Additional Directories¶
By default, an agent can only read and write within its working_dir. The additional directories feature lets you grant an agent access to other paths on the filesystem. Each added path maps directly to Claude Code's --add-dir flag.
Common use cases:
- Monorepo access - agent works in one package but needs to read sibling packages
- Shared config or libraries - company-wide configs, shared scripts, or tooling directories
- Reference repositories - read a related repo without making it the working directory
Configure via YAML template¶
Add additional_dirs to an agent template under .agentd/agents/:
name: my-agent
working_dir: /path/to/project
additional_dirs:
- ../shared-libraries # relative: resolved relative to this YAML file
- /opt/company/configs # absolute: used as-is
- ~/other-project # tilde: expanded to the home directory
Path resolution¶
| Path type | Example | Resolved to |
|---|---|---|
| Relative | ../shared-libs |
Joined with the YAML file's directory, then canonicalized |
| Absolute | /opt/configs |
Used as-is |
| Tilde | ~/other-project |
Expanded to home directory |
Relative paths are resolved at agent apply time, relative to the directory containing the YAML file - not relative to working_dir or $PWD.
# .agentd/agents/worker.yml
# File is at: /home/user/myproject/.agentd/agents/worker.yml
# working_dir is: /home/user/myproject
additional_dirs:
- ../../shared # resolves to /home/user/shared
- /opt/tools # used as /opt/tools
Apply the template:
Configure via CLI¶
At creation time¶
Pass --add-dir one or more times when creating an agent:
agent orchestrator create-agent \
--name my-agent \
--add-dir /path/to/shared-libs \
--add-dir /opt/company/configs
Add a directory to an existing agent¶
The directory must exist on the filesystem at the time of the call. The change is persisted immediately but takes effect on the next agent restart.
Example output:
Agent ID: 550e8400-e29b-41d4-a716-446655440000
Additional Dirs: /path/to/dir
Note: restart the agent for directory changes to take effect.
Remove a directory from an existing agent¶
Removing a path that is not in the list is a no-op.
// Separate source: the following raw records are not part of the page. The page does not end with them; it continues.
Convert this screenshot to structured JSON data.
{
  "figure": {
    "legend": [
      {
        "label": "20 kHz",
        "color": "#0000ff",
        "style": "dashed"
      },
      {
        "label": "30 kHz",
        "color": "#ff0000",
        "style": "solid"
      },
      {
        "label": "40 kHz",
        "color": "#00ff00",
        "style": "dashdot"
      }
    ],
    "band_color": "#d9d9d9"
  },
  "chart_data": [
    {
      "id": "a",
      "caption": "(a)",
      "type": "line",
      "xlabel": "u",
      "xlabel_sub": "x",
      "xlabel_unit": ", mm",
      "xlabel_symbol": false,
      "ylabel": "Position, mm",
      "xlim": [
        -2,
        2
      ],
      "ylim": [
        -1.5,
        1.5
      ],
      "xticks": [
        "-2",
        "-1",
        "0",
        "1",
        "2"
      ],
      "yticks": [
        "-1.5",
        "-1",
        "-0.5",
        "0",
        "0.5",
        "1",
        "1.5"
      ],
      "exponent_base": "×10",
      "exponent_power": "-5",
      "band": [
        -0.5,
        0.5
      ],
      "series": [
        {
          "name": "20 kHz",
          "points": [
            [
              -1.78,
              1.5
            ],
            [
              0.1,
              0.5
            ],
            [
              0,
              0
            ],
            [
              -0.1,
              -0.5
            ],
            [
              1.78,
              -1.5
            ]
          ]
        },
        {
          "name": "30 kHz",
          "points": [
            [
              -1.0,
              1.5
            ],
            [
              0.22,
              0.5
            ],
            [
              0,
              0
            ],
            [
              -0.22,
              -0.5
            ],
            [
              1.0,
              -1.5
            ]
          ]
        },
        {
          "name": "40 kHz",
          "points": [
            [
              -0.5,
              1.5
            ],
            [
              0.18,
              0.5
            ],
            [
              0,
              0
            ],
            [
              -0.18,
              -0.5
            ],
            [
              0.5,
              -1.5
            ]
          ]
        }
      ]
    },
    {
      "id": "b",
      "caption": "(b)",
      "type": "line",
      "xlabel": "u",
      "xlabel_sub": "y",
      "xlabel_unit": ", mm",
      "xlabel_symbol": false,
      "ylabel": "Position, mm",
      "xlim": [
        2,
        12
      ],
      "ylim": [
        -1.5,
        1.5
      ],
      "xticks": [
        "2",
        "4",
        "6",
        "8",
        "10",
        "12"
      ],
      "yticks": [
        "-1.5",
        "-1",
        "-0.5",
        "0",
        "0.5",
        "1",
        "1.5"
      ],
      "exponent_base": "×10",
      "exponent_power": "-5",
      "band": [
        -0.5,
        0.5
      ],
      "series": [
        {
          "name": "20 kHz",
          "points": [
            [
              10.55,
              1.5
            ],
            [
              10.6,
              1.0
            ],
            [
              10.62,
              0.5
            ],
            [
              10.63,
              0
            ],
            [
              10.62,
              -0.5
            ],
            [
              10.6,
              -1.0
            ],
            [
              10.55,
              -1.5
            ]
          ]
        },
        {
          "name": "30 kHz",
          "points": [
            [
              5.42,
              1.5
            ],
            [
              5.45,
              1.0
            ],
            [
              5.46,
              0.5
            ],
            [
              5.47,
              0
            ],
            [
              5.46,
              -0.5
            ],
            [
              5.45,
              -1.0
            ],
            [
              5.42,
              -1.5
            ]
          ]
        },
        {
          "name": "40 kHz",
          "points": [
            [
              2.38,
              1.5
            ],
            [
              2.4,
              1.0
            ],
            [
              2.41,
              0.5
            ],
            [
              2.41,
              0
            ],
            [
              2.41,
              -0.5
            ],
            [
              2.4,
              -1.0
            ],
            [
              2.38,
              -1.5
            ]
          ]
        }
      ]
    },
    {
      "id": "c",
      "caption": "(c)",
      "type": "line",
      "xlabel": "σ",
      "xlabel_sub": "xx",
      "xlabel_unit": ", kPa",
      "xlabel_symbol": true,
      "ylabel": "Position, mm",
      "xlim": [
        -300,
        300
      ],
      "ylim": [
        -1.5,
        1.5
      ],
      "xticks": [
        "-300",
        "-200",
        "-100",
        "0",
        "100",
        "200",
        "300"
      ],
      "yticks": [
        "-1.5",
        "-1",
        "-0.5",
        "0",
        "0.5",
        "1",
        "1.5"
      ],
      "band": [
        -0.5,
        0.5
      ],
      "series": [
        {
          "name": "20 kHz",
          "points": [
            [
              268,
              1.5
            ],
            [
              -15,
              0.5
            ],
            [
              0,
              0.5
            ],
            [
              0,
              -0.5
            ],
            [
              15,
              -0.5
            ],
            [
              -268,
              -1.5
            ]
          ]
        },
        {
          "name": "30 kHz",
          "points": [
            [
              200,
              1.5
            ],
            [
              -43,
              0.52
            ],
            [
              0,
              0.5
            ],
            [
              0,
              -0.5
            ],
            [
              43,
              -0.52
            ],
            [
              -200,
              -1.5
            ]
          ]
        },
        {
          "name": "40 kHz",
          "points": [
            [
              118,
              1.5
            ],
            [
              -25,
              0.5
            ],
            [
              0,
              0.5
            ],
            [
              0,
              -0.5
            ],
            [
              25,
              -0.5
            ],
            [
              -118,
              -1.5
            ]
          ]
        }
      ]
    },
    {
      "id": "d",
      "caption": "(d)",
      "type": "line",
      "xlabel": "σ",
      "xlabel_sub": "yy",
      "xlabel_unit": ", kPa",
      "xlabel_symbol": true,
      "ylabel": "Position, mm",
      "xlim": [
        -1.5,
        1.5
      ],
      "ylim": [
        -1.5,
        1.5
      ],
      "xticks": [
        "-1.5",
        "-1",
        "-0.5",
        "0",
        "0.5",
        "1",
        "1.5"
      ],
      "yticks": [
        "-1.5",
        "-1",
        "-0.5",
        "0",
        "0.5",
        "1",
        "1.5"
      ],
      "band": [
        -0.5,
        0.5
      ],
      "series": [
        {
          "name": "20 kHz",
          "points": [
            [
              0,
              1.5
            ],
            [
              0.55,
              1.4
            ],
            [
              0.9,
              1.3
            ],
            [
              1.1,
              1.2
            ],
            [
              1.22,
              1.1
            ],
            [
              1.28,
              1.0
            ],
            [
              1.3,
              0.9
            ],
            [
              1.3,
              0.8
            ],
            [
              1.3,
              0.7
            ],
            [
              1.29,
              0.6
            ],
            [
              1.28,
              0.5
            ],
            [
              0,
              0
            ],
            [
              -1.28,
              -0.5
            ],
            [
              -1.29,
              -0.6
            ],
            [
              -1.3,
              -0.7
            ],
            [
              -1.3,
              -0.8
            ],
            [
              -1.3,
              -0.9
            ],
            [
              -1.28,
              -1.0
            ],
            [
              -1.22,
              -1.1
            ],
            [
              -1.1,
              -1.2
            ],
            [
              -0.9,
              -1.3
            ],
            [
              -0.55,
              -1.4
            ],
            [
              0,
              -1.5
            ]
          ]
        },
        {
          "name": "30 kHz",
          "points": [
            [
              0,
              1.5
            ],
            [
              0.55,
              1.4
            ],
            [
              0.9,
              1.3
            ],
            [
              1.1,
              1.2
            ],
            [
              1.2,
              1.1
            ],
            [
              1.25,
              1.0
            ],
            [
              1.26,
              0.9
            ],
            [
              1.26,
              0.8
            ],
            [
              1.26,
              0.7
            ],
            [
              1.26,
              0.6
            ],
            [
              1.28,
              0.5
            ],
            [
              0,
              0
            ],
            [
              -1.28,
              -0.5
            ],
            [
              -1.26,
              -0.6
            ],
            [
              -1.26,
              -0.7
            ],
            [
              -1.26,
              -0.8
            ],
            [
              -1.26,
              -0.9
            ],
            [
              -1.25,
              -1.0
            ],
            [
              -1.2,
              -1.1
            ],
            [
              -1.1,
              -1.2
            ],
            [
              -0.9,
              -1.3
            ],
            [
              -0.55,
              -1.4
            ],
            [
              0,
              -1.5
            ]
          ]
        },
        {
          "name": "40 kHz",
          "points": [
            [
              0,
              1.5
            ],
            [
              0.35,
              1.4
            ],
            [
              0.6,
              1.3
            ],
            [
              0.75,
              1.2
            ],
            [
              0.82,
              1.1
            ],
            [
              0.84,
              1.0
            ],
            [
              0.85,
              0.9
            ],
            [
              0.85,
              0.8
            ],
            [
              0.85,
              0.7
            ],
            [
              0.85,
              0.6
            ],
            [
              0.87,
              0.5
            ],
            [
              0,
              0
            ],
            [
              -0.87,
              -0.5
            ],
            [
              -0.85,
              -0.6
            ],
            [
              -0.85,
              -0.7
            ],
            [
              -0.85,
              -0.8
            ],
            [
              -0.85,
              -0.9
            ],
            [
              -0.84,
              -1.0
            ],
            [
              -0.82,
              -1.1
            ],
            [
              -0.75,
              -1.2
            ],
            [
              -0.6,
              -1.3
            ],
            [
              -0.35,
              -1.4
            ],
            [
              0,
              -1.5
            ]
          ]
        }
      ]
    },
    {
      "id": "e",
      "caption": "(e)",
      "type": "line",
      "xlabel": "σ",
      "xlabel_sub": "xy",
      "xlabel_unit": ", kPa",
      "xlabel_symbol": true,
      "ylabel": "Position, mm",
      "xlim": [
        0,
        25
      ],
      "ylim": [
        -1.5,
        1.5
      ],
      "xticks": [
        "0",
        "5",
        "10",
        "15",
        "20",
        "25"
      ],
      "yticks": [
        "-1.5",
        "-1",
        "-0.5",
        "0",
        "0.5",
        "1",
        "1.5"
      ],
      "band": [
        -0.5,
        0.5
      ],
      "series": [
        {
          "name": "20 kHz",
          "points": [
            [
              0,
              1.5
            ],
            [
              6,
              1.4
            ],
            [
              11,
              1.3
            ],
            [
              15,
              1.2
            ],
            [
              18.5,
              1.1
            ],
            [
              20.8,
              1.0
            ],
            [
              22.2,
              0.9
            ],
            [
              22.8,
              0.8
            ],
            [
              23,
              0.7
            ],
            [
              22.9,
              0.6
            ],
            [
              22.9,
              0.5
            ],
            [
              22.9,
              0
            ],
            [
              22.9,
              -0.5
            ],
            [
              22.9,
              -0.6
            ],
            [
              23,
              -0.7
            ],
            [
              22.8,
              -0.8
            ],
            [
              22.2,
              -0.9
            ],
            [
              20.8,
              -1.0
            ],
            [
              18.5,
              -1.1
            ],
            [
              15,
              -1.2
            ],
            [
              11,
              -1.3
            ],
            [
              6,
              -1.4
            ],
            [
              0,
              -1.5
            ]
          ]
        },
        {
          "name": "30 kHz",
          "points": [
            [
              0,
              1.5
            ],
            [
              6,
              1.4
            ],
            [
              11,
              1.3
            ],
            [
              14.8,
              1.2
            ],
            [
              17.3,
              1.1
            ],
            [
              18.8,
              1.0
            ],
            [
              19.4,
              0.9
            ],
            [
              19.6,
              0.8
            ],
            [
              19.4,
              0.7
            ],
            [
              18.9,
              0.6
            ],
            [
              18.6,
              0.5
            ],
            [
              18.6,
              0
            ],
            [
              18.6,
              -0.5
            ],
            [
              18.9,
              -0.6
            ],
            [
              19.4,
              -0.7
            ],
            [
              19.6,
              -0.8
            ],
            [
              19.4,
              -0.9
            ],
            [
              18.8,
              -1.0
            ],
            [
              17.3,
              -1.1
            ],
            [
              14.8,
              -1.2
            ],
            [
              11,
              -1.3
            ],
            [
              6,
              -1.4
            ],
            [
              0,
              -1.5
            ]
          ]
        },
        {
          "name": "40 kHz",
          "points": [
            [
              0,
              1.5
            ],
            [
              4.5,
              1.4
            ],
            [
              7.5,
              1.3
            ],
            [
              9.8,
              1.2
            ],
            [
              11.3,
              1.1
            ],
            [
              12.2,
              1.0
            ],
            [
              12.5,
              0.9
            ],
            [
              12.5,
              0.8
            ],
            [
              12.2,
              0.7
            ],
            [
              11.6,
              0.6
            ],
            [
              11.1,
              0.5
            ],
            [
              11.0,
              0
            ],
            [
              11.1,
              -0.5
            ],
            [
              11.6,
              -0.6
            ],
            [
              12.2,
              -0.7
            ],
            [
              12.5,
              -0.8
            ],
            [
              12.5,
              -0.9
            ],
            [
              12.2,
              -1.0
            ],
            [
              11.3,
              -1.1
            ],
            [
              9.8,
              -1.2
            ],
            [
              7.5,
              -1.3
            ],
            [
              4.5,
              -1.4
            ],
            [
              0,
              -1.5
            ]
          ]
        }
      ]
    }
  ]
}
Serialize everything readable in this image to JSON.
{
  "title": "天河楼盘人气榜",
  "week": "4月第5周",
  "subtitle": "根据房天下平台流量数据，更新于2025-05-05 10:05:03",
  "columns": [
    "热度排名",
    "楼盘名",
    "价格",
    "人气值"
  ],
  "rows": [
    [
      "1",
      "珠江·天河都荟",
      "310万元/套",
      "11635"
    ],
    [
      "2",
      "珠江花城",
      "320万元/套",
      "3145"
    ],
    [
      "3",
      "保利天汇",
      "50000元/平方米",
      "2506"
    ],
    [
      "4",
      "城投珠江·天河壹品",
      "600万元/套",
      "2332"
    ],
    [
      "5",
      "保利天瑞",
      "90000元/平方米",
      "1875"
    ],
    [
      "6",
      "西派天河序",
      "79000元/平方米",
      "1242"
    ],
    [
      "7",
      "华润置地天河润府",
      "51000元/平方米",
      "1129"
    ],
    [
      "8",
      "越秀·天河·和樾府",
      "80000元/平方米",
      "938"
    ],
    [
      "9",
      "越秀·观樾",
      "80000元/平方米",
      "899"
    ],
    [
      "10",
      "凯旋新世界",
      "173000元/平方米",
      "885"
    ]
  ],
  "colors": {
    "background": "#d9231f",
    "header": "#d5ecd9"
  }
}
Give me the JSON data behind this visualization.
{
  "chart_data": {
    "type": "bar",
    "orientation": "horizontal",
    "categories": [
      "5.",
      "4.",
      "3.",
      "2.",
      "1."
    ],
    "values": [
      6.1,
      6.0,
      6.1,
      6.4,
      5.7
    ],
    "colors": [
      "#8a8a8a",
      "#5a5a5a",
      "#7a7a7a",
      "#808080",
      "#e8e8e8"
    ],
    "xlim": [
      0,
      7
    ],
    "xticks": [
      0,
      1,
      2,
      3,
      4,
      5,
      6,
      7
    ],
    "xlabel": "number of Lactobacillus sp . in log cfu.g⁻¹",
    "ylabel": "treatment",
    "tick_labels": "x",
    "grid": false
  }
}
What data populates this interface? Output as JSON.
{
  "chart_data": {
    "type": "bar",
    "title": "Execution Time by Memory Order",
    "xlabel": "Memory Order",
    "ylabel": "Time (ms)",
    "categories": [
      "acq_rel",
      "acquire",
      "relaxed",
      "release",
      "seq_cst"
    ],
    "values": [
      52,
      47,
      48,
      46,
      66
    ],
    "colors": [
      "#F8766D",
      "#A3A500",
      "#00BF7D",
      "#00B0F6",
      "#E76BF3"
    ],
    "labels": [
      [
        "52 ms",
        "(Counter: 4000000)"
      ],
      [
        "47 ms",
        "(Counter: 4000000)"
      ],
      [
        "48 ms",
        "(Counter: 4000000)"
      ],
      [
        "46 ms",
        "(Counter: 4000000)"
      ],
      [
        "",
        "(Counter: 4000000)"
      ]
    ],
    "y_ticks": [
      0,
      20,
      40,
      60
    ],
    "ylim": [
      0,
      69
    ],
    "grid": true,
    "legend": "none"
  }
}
The change takes effect on the next agent restart.
Configure via API¶
Add a directory¶
Request body:
Response: 200 OK
{
"agent_id": "550e8400-e29b-41d4-a716-446655440000",
"additional_dirs": [
"/path/to/dir"
],
"requires_restart": true
}
Errors:
- 404 - agent not found
- 422 - path does not exist or is not a directory
The operation is idempotent - adding a path that is already present is a no-op.
curl example:
curl -X POST http://127.0.0.1:17006/agents/<ID>/dirs \
-H "Content-Type: application/json" \
-d '{"path": "/path/to/shared-libs"}'
Remove a directory¶
Request body:
Response: 200 OK
{
"agent_id": "550e8400-e29b-41d4-a716-446655440000",
"additional_dirs": [],
"requires_restart": true
}
Errors:
- 404 - agent not found
The operation is idempotent - removing a path that is not in the list is a no-op.
curl example:
curl -X DELETE http://127.0.0.1:17006/agents/<ID>/dirs \
-H "Content-Type: application/json" \
-d '{"path": "/path/to/shared-libs"}'
Restart behavior¶
Directory changes are persisted to the database immediately but the running agent process is not affected until it is restarted. The API and CLI always set "requires_restart": true in the response as a reminder.
To apply the change:
# Terminate the agent
agent orchestrator delete-agent <AGENT_ID>
# Re-create it (or use your YAML template)
agent apply .agentd/agents/my-agent.yml
Workflow agents
If the agent is managed by a workflow, the workflow will re-launch the agent automatically after it is terminated.
Docker backend behavior¶
For agents running in Docker containers, each path in additional_dirs is automatically bind-mounted into the container at the same absolute path. The mount is read-write, so the agent can read and write to those directories.
Ensure the paths exist on the host before starting the agent; the orchestrator validates their existence at creation and add time.
Security considerations¶
Agents can read and write
An agent has full read and write access to every directory in additional_dirs. Only add directories that the agent legitimately needs.
- Validate that paths point to the intended directories - avoid accidentally adding sensitive parent directories (e.g.,
/home/userinstead of/home/user/project). - For agents with broad filesystem access, consider pairing with a restrictive tool policy that limits which tools the agent can use.
- In Docker environments the bind-mounts are read-write; there is no current support for read-only additional directories.